CAMPBELLTON, N.-B. — Le python qui a tué deux garçons à Campbellton, au Nouveau-Brunswick, en août 2013, avait déjà tenté de s’échapper de son vivarium une quinzaine de jours avant la tragédie, a soutenu un témoin, mercredi, au procès de Jean-Claude Savoie.

Selon Mme Ocean Eagles, qui était bénévole à l’animalerie de l’accusé, M. Savoie l’avait prévenue deux semaines et demie avant le drame qu’il avait surpris le serpent à moitié entré dans le conduit d’air du vivarium.

Jean-Claude Savoie est accusé de négligence criminelle ayant causé la mort des petits Noah Barthe, âgé de quatre ans, et Connor Barthe, âgé de six ans. L’accusé est propriétaire de l’animalerie située en dessous de son appartement, où les enfants Barthe passaient la nuit. Les deux garçons sont décédés lorsque le python de M. Savoie, qui pèse 45 kilos, est tombé du plafond sur leur lit.

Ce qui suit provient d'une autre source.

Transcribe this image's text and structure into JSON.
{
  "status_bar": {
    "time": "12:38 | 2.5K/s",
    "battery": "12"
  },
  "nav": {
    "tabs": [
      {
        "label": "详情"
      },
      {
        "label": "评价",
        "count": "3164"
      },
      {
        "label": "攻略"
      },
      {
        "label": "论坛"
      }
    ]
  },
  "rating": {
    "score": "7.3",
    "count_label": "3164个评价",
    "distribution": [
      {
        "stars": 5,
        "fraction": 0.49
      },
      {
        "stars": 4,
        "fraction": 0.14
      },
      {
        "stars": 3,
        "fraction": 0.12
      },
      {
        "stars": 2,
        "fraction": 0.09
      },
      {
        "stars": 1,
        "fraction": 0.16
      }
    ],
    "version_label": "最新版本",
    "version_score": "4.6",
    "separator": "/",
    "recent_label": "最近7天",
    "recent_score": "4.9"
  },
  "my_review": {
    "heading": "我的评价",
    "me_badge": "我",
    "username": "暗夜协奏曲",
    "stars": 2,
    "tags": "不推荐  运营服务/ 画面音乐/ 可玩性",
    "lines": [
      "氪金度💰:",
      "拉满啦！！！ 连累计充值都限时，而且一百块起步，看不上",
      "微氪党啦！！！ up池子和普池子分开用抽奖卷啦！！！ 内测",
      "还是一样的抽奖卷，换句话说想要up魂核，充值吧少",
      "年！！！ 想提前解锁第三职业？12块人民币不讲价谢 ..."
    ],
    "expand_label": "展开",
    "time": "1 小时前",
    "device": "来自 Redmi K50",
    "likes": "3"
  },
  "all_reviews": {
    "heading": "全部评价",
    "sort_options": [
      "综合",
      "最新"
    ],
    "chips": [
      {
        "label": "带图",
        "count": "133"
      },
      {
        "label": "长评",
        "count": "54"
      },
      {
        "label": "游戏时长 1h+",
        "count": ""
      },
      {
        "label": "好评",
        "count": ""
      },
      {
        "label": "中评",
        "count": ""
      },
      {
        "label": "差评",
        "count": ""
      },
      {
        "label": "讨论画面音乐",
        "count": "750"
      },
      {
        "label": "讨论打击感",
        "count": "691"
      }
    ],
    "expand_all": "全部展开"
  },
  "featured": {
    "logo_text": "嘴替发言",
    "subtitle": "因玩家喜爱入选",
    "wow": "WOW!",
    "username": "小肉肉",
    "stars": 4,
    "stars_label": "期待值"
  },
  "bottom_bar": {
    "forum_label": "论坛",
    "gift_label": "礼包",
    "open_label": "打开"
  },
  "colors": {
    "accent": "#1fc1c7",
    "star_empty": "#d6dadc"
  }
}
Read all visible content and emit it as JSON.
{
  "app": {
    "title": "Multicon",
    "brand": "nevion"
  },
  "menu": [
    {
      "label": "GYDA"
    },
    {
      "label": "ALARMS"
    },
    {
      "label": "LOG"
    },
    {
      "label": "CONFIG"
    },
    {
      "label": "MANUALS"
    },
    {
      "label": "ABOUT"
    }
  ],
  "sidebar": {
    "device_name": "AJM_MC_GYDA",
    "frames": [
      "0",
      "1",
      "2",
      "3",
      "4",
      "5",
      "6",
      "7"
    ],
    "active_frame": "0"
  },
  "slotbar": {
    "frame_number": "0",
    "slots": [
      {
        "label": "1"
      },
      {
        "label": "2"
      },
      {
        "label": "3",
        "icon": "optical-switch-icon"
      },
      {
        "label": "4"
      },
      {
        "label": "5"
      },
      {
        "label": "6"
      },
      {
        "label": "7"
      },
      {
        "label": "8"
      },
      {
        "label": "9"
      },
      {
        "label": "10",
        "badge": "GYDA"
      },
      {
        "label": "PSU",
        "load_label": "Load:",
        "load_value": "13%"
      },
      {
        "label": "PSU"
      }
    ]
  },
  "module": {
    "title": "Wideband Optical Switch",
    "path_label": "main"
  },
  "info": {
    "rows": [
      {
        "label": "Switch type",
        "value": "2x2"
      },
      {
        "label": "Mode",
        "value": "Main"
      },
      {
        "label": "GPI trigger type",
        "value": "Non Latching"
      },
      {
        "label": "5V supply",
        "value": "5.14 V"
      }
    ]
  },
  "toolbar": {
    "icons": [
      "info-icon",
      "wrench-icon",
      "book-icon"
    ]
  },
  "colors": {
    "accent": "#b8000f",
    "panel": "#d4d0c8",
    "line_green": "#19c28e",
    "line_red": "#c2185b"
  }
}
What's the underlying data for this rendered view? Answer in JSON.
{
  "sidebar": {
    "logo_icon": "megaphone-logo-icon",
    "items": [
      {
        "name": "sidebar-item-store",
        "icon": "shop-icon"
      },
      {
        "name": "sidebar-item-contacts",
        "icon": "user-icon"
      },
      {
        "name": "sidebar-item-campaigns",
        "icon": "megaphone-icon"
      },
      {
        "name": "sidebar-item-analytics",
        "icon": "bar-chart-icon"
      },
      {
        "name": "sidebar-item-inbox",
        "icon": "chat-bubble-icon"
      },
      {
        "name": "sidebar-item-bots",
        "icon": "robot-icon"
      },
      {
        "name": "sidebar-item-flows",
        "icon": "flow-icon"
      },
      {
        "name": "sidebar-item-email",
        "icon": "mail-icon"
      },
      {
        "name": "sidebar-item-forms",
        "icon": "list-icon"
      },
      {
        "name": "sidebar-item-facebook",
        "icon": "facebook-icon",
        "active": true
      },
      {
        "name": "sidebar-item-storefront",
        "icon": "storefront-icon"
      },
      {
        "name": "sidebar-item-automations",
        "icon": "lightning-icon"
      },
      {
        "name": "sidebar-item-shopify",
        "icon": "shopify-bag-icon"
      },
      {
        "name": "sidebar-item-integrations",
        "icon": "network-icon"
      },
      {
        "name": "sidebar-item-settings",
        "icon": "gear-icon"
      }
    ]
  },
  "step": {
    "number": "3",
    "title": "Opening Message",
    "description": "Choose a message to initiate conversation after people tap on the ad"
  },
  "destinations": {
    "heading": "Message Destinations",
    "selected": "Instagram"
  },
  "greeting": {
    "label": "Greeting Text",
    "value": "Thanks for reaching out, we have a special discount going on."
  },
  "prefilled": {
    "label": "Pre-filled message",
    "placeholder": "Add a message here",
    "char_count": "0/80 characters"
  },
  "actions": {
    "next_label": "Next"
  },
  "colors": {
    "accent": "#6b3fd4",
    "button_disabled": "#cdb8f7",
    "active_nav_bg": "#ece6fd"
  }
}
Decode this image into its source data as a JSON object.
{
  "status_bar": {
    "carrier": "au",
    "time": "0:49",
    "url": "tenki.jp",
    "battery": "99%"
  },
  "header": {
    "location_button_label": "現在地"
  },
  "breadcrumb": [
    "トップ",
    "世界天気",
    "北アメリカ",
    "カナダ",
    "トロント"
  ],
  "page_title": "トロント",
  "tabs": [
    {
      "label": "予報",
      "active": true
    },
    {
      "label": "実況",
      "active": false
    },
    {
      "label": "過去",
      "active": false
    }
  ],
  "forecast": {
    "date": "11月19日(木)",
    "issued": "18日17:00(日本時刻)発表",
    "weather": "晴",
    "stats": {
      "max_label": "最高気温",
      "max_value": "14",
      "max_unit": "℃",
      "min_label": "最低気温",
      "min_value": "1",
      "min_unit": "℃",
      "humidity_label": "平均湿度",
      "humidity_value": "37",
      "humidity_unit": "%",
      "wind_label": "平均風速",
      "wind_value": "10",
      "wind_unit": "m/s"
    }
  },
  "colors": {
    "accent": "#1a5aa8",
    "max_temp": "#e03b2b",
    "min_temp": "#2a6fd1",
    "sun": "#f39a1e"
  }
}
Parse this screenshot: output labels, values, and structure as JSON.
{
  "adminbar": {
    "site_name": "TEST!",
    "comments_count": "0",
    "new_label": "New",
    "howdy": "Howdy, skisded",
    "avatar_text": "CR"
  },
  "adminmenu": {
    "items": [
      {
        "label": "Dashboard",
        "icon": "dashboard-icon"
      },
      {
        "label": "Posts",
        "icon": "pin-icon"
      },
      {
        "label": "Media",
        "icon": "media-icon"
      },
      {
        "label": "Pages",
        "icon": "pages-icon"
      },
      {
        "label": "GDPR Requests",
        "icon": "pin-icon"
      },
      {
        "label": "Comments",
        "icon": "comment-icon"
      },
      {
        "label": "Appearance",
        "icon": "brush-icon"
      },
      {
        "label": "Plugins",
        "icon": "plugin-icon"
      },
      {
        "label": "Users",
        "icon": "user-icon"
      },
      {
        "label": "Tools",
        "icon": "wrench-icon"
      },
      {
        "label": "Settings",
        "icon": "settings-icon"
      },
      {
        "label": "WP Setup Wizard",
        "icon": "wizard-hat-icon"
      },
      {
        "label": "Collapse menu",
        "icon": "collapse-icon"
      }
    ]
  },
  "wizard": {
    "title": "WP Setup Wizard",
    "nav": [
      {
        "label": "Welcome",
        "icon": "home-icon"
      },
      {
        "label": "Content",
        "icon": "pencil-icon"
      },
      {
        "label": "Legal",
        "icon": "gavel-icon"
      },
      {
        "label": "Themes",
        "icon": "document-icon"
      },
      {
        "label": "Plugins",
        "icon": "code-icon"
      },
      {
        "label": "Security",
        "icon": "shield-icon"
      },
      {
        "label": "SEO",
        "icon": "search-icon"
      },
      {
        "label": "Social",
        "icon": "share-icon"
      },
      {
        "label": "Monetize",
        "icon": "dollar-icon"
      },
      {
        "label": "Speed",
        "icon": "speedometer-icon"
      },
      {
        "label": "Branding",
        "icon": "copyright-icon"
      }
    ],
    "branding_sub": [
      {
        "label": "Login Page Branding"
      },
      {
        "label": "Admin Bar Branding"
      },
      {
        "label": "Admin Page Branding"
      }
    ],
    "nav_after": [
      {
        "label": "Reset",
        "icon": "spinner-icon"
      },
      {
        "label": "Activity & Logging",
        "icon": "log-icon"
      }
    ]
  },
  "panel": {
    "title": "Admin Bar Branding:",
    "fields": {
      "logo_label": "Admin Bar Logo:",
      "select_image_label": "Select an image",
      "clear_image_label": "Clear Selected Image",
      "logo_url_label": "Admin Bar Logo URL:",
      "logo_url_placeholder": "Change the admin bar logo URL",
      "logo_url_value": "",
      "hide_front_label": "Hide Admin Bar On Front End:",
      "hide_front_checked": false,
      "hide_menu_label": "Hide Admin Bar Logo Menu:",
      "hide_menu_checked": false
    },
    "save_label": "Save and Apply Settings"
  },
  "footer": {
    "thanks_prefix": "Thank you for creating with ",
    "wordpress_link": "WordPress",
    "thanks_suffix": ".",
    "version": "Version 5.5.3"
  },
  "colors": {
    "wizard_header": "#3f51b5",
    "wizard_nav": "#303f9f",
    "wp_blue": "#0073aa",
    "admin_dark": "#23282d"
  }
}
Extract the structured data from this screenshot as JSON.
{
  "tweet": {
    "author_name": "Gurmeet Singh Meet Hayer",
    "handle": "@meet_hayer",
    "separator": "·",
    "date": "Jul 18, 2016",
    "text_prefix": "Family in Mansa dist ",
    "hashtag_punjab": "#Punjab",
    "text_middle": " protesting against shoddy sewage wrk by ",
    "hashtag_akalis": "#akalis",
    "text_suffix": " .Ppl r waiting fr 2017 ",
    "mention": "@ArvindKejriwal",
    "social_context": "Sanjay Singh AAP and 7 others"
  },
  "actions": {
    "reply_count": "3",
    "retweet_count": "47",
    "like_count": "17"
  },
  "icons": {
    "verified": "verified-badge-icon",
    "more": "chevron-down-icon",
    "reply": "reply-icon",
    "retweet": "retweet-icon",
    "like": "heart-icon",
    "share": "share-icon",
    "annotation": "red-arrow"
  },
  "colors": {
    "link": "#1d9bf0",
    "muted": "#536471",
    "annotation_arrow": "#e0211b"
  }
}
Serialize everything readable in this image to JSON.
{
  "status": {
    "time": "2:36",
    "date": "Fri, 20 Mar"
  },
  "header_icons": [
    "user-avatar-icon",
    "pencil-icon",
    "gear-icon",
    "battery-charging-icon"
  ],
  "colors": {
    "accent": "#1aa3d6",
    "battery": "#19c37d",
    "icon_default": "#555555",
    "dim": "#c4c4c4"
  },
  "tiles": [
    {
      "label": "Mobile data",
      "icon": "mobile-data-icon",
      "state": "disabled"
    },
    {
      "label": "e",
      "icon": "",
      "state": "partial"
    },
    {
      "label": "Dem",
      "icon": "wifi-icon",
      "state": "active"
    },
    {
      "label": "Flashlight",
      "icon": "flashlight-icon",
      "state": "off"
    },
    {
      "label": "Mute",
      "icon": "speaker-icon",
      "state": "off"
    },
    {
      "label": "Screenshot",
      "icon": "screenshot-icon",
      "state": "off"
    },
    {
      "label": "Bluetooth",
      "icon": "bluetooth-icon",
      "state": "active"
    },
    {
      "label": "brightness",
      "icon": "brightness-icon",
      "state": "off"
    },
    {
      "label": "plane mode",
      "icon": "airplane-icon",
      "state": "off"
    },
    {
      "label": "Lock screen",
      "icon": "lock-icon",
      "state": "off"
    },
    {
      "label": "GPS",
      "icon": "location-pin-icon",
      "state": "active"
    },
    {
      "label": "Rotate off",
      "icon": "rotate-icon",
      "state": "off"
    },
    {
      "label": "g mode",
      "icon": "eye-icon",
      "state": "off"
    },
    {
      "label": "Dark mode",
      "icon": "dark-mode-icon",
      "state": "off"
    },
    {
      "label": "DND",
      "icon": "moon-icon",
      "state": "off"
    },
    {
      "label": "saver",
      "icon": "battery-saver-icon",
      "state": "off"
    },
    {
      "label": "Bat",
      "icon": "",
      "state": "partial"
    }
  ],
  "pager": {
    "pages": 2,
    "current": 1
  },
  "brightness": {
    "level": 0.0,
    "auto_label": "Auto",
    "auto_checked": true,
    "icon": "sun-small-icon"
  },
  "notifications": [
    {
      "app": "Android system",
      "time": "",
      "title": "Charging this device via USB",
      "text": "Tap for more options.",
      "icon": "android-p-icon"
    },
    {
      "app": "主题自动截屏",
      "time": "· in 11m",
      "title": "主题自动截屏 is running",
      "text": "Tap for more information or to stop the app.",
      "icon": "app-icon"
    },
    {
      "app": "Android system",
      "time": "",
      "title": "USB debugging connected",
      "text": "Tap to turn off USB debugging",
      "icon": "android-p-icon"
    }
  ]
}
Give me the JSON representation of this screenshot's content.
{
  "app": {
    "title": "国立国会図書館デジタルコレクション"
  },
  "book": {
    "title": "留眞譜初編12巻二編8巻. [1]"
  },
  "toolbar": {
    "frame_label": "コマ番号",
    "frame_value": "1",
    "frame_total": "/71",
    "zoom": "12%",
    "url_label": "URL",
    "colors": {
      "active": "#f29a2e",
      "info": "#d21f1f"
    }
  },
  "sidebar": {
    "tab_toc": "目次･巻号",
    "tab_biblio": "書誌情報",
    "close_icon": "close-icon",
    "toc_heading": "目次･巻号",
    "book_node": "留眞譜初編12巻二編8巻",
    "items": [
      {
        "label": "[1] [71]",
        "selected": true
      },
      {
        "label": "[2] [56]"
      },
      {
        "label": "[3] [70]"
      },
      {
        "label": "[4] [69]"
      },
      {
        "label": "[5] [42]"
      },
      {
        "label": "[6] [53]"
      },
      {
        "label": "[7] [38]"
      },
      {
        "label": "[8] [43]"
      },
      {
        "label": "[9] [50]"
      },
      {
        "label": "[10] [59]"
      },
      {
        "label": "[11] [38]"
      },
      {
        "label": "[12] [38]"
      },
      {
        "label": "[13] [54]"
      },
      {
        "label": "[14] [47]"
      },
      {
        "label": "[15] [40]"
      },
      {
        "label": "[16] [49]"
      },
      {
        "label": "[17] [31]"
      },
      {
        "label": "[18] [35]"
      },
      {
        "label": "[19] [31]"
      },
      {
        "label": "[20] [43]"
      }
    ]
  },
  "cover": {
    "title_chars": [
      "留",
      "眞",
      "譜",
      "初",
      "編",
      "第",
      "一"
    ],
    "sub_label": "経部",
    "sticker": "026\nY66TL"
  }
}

Mme Eagles a raconté mercredi au procès qu’elle avait posé un couvercle sur le conduit d’air lorsque M. Savoie lui a parlé de la tentative de fuite du python. Elle soutient aussi qu’elle a prévenu le propriétaire de l’animalerie qu’il faudrait maintenant visser ce couvercle.

En contre-interrogatoire, Mme Eagles a toutefois admis que vu le diamètre important du python, il ne lui serait jamais venu à l’esprit que l’animal pourrait s’enfuir complètement par ce conduit d’air.

Elle a aussi raconté qu’elle s’approchait avec prudence du «dangereux» animal, parce qu’elle savait de quoi un python était capable.

La mère des enfants

Plus tôt mercredi, M. Savoie, qui vit aujourd’hui dans la région de Montréal, a pleuré en entendant le témoignage de la mère des deux garçons. Mandy Trecartin a indiqué au tribunal qu’en les confiant à un ami de la famille cette journée-là, elle n’avait aucune crainte quant à leur sécurité.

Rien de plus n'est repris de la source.